Someone stole my wallet. I no longer have a cheque book or a credit card.
- Birisi benim cüzdanımı çaldı. Artık bir çek defterim ya da bir kredi kartım yok.
When rain's fallen and the soil is moist, it becomes easier to pull out weeds.
- Yağmur yağarsa ve toprak nemli olursa, otları çekmek daha kolay olur.
The two children pulled at the rope until it broke.
- İki çocuk kopartıncaya kadar ipi çektiler.
Tom's new shirt shrunk when he washed it and now it doesn't fit.
- Tom yeni gömleğini yıkadığında çekti ve şimdi uymuyor.
My jeans have shrunk.
- Kot pantolonum çekti.
He used to suffer from severe nasal congestion.
- O şiddetli burun tıkanıklığından dolayı acı çekti.
Some people in the world suffer from hunger.

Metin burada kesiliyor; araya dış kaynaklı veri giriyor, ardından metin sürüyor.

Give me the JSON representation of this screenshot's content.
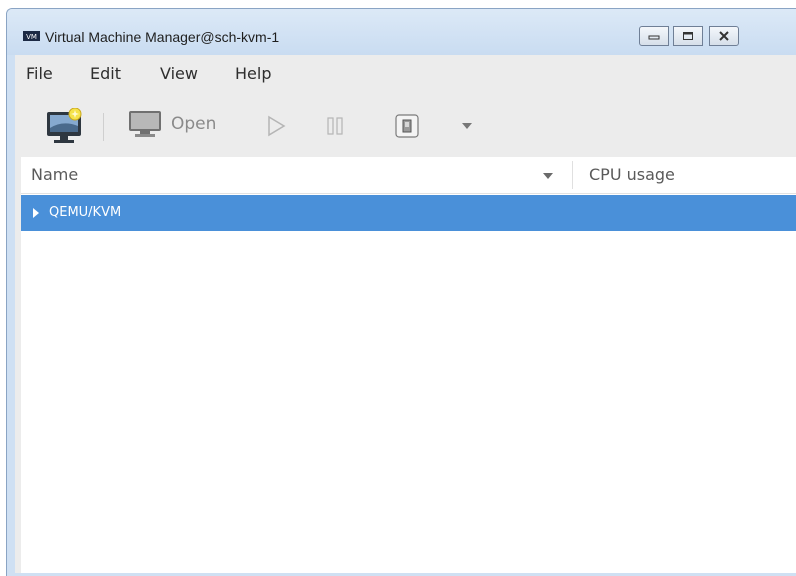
{
  "window": {
    "title": "Virtual Machine Manager@sch-kvm-1",
    "app_icon": "vmm-app-icon",
    "controls": [
      "minimize-icon",
      "maximize-icon",
      "close-icon"
    ]
  },
  "menubar": {
    "items": [
      {
        "label": "File"
      },
      {
        "label": "Edit"
      },
      {
        "label": "View"
      },
      {
        "label": "Help"
      }
    ]
  },
  "toolbar": {
    "new_vm_icon": "new-vm-icon",
    "open_label": "Open",
    "run_icon": "play-icon",
    "pause_icon": "pause-icon",
    "shutdown_icon": "shutdown-icon",
    "shutdown_menu_icon": "chevron-down-icon"
  },
  "list": {
    "columns": [
      "Name",
      "CPU usage"
    ],
    "rows": [
      {
        "label": "QEMU/KVM",
        "selected": true,
        "expanded": false
      }
    ]
  },
  "colors": {
    "selection": "#4a90d9",
    "window_frame": "#cfe0f3",
    "toolbar_bg": "#ececec"
  }
}
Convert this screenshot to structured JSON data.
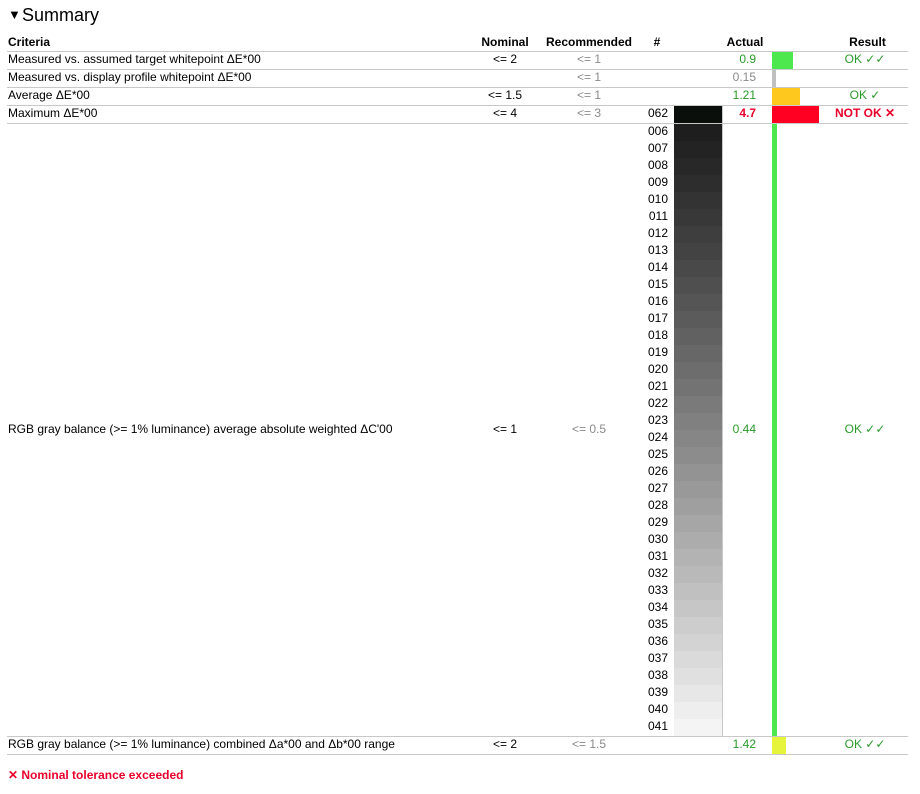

- Dünyada bazı insanlar, açlıktan çeker.
Taro drew 10,000 yen from the bank.
- Taro bankadan 10.000 yen çekti.
She drew the chair towards her.
- O sandalyeyi ona doğru çekti.
Roll up your right sleeve.
- Sağ elbise kolunu yukarı çek.
His niece is attractive and mature for her age.
- Onun kız yeğeni çekici ve yaşına göre olgundur.
I did not want to attract attention.
- Ben dikkat çekmek istemiyordum.
Stop yanking my hair, it hurts!
- Saçımı çekmeyi durdur, acıyor!
Tom yanked the plug from the wall.
- Tom fişi duvardan çekti.
In that language, adjectives and nouns are inflected for gender.
- O dilde, sıfatlar ve isimler cinsiyete göre çekilir.
The flag of the Czech Republic is almost the same as that of the Philippines.
- Çek Cumhuriyeti'nin bayrağı Filipinler'inkiyle neredeyse aynıdır.
Such languages as Russian, Polish, Czech and Bulgarian have common Slavic roots.
- Rusya, Polonya, Çek ve Bulgaristan'ın ortak Slav kökleri var.
I'd like to pay by check.
- Çek ile ödeme yapmak istiyorum.
He opened a checking account with the bank.
- O, bankada bir çek hesabı açtı.
Tom lured us into a trap.
- Tom bizi bir tuzağa çekti.
Cheese often lures a mouse into a trap.
- Peynir genellikle bir fareyi tuzağa çeker.